Price gouging, random violence blight run-up to Brazil World Cup

SAO PAULO, Nov. 6 (UPI) -- Price gouging by service providers and random street violence are two emerging threats Brazilian authorities must deal with before next year's FIFA World Cup and the Summer Olympics in 2016, published data indicates.

Airlines taking bookings for travel within Brazil by World Cup visitors were taken to task by consumer groups. Present and prospective tourists also received warnings to be wary of urban violence.


Clashes involving anti-government protesters and law enforcement agents claimed up to five lives a day last year, O Globo newspaper reported, citing data from a new survey.

Deaths and injuries in street crime, another frequent feature of Brazilian urban scene, were not included in the survey.

Sao Paulo will host the opening events in next year's FIFA World Cup. Reports from consumer pressure groups, citizens' lobby groups, lawmakers and police have combined to present a worrying picture of Brazil as it prepares for the World Cup and the Summer Olympics less than two years later, analysts said.

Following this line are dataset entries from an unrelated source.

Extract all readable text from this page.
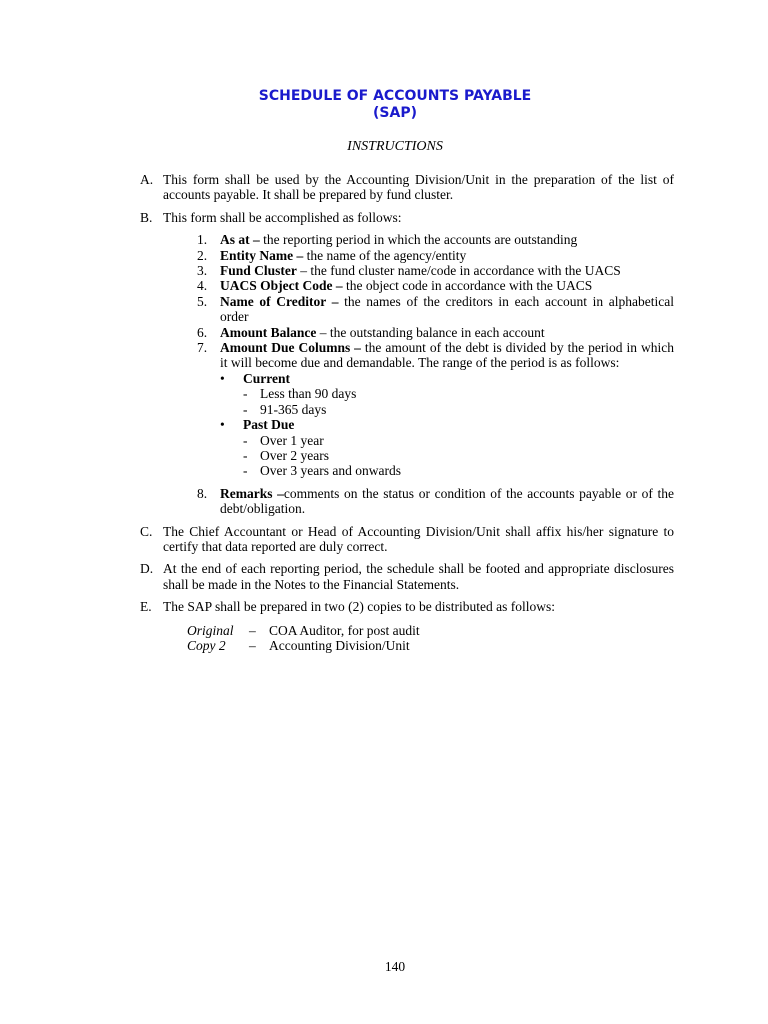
SCHEDULE OF ACCOUNTS PAYABLE
(SAP)
INSTRUCTIONS
A. This form shall be used by the Accounting Division/Unit in the preparation of the list of accounts payable. It shall be prepared by fund cluster.
B. This form shall be accomplished as follows:
1. As at – the reporting period in which the accounts are outstanding
2. Entity Name – the name of the agency/entity
3. Fund Cluster – the fund cluster name/code in accordance with the UACS
4. UACS Object Code – the object code in accordance with the UACS
5. Name of Creditor – the names of the creditors in each account in alphabetical order
6. Amount Balance – the outstanding balance in each account
7. Amount Due Columns – the amount of the debt is divided by the period in which it will become due and demandable. The range of the period is as follows:
• Current
- Less than 90 days
- 91-365 days
• Past Due
- Over 1 year
- Over 2 years
- Over 3 years and onwards
8. Remarks –comments on the status or condition of the accounts payable or of the debt/obligation.
C. The Chief Accountant or Head of Accounting Division/Unit shall affix his/her signature to certify that data reported are duly correct.
D. At the end of each reporting period, the schedule shall be footed and appropriate disclosures shall be made in the Notes to the Financial Statements.
E. The SAP shall be prepared in two (2) copies to be distributed as follows:
Original	– COA Auditor, for post audit
Copy 2	– Accounting Division/Unit
140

Consumer watchdog Procon's Rio do Janeiro branch named five airlines it said were subjecting future passengers to "abuse" by charging exorbitant prices for domestic fares during the World Cup next year.


The group named Avianca, Azul, Gol, Oceanair and TAM as the alleged offenders. None of the airlines could be reached for comment on the consumer group's report they inflated ticket prices up to ten-fold for the June 12-July 13 tournament.

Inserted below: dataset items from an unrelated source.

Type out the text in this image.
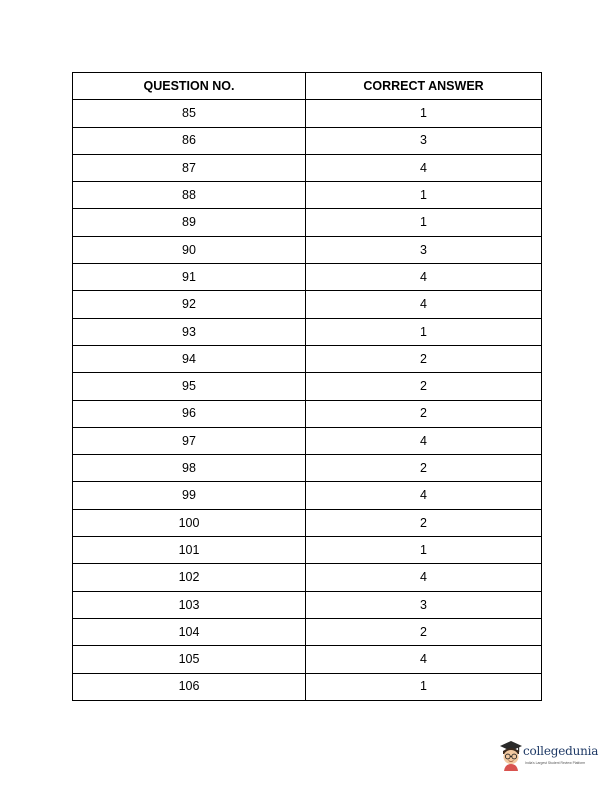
QUESTION NO.	CORRECT ANSWER
85	1
86	3
87	4
88	1
89	1
90	3
91	4
92	4
93	1
94	2
95	2
96	2
97	4
98	2
99	4
100	2
101	1
102	4
103	3
104	2
105	4
106	1
collegedunia
India's Largest Student Review Platform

Consumer groups are unhappy that many sport tourists will likely be visiting Brazil for the first time and will go back to their native lands with a poor impression of Brazil just on the basis of high prices, not counting other experiences that could also go wrong.

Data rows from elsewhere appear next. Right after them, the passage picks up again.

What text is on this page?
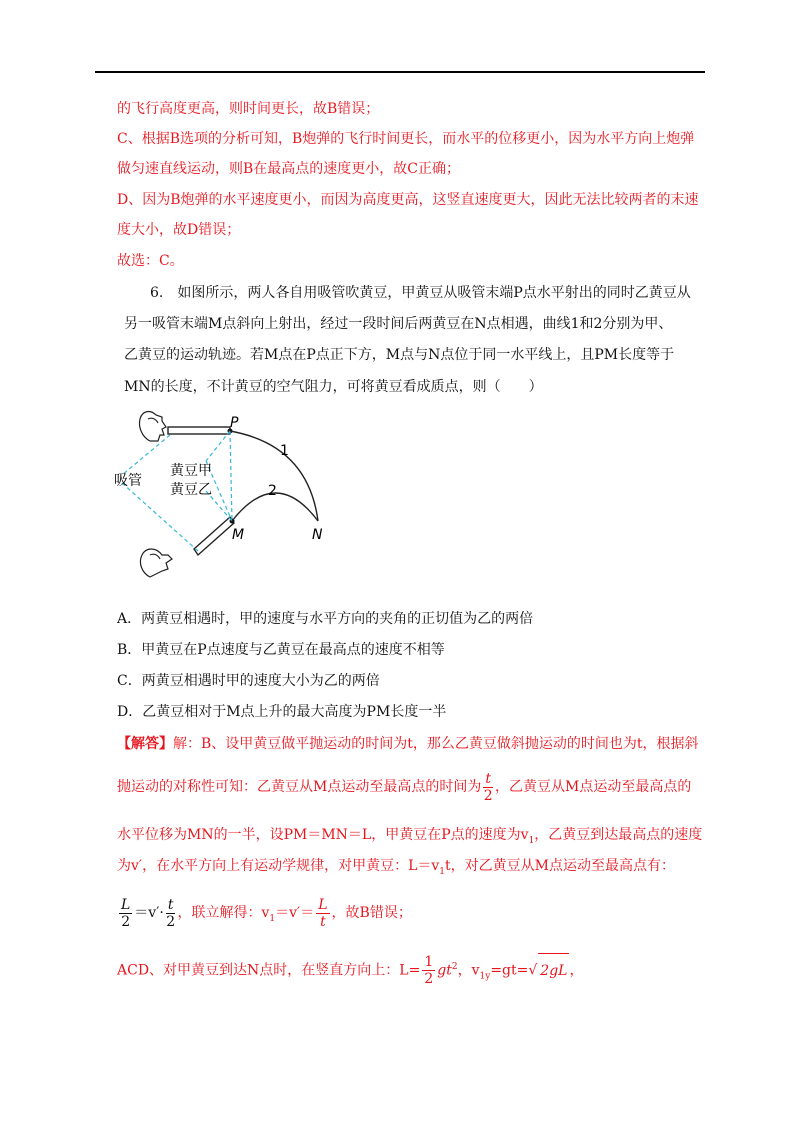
的飞行高度更高，则时间更长，故B错误；
C、根据B选项的分析可知，B炮弹的飞行时间更长，而水平的位移更小，因为水平方向上炮弹
做匀速直线运动，则B在最高点的速度更小，故C正确；
D、因为B炮弹的水平速度更小，而因为高度更高，这竖直速度更大，因此无法比较两者的末速
度大小，故D错误；
故选：C。
6.　如图所示，两人各自用吸管吹黄豆，甲黄豆从吸管末端P点水平射出的同时乙黄豆从
另一吸管末端M点斜向上射出，经过一段时间后两黄豆在N点相遇，曲线1和2分别为甲、
乙黄豆的运动轨迹。若M点在P点正下方，M点与N点位于同一水平线上，且PM长度等于
MN的长度，不计黄豆的空气阻力，可将黄豆看成质点，则（　　）
P
M	N
1
2
黄豆甲
黄豆乙
吸管
A．两黄豆相遇时，甲的速度与水平方向的夹角的正切值为乙的两倍
B．甲黄豆在P点速度与乙黄豆在最高点的速度不相等
C．两黄豆相遇时甲的速度大小为乙的两倍
D．乙黄豆相对于M点上升的最大高度为PM长度一半
【解答】解：B、设甲黄豆做平抛运动的时间为t，那么乙黄豆做斜抛运动的时间也为t，根据斜
抛运动的对称性可知：乙黄豆从M点运动至最高点的时间为 $\frac{t}{2}$ ，乙黄豆从M点运动至最高点的
水平位移为MN的一半，设PM＝MN＝L，甲黄豆在P点的速度为$v_1$，乙黄豆到达最高点的速度
为v′，在水平方向上有运动学规律，对甲黄豆：$L=v_1t$，对乙黄豆从M点运动至最高点有：
$\frac{L}{2} =v'\cdot \frac{t}{2}$ ，联立解得：$v_1=v'= \frac{L}{t}$ ，故B错误；
ACD、对甲黄豆到达N点时，在竖直方向上：$L= \frac{1}{2} gt^2$，$v_{1y}=gt=√$ 2gL ，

Procon urged airlines to revert to "normal" pricing of tickets. It accused the country's aviation industry regulator, the National Civil Aviation Agency of Brazil, of failing to perform its role with price management.

A Brazilian government inter-ministerial working group, set up to monitor the prices of airline tickets, hotels and restaurants, has also faced criticism for being ineffective or slow to act.

Brazil is expecting about 600,000 foreign visitors for the World Cup. An estimated 3 million people are likely to visit World Cup events to be played in 12 stadiums. Critics say Brazilian infrastructure, including airport services, will have difficulty coping with those numbers.

Government projections the World Cup may inject more than $11 billion in Brazilian economy have come as a potential boost, as Brazil acknowledged a primary budget deficit of more than 9 trillion reals or about $4 billion in September. It is the biggest deficit reported in nearly five years, official data showed, putting Brazil's sovereign ratings at risk.


Finance Minister Guido Mantega said more cuts in government spending would be needed to balance the budget.